Hazmat teams respond
Hazardous material teams and firefighters were dispatched to the Russell building after the alarm went off at about 6:45 p.m. EST, when Capitol Police began the evacuation.

“The building is closed,” Capitol Police wrote in an e-mail to lawmakers and their staffs.

By 8:45, Capitol Police said they anticipated receiving the results of the third test within an hour, according to an e-mail bulletin sent to Senate personnel.

“We’ll keep everyone until we don’t have the need to keep them anymore,” Schneider said.

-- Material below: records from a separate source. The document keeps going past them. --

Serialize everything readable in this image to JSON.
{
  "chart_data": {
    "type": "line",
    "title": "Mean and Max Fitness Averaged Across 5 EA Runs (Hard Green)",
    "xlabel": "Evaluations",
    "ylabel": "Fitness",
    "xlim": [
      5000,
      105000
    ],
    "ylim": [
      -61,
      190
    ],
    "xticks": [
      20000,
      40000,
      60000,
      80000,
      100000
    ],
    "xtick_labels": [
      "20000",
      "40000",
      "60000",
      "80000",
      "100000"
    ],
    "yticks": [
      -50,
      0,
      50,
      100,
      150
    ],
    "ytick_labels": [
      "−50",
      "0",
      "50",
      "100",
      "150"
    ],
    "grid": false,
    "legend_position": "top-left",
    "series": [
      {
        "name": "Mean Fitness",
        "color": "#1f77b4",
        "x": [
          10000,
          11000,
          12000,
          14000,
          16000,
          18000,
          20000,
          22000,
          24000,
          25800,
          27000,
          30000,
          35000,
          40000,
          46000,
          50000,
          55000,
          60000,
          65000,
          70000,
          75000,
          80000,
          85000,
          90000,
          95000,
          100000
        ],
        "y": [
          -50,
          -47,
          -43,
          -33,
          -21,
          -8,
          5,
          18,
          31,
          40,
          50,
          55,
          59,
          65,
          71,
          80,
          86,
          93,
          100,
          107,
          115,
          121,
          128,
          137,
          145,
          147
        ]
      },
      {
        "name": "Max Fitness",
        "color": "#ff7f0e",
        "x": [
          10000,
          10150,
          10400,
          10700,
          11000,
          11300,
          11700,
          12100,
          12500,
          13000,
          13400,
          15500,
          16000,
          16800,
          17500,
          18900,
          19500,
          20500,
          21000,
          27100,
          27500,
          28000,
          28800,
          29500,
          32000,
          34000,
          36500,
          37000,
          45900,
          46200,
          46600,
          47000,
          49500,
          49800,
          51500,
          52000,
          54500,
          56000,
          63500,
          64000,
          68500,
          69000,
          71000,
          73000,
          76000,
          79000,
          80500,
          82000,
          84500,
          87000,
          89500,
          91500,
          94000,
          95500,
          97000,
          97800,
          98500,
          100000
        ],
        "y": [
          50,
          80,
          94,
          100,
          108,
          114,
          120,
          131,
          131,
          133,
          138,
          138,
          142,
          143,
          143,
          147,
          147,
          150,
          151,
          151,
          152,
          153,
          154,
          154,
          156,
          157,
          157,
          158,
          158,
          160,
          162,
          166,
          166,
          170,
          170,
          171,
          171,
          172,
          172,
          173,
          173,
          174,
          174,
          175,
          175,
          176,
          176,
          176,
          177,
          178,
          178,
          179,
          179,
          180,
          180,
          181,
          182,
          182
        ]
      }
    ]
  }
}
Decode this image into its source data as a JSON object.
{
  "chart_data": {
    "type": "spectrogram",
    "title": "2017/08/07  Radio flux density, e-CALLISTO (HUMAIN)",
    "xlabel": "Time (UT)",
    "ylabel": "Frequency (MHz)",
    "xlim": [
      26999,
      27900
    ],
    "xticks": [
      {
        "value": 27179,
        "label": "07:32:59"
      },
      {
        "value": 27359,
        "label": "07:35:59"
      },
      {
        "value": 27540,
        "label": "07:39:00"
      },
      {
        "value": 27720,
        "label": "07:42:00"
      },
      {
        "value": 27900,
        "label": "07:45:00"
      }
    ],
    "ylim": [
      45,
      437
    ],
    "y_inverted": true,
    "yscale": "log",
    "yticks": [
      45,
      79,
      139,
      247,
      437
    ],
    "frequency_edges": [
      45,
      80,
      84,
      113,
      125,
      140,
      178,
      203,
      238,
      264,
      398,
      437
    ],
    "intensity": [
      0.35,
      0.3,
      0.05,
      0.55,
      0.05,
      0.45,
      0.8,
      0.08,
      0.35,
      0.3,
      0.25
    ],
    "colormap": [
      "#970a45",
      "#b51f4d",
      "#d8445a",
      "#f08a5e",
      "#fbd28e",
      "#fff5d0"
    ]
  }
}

Some Senate aides shrugged off the alert when it first sounded, noting that similar alarms go off on the Capitol complex on a daily basis, including a suspicious package notice earlier Wednesday that was quickly investigated and dismissed.

In February 2004, the deadly poison ricin was found in Senate Majority Leader Bill Frist’s office. Dozens of Capitol employees were quarantined briefly and decontaminated, but none of them got sick.

In October 2001, a month after the terrorist attacks, an anthrax-laced letter shut down Congress briefly and closed the Hart Senate Office Building for months of cleaning. Five people were killed and 17 sickened nationwide after coming into contact with letters containing anthrax.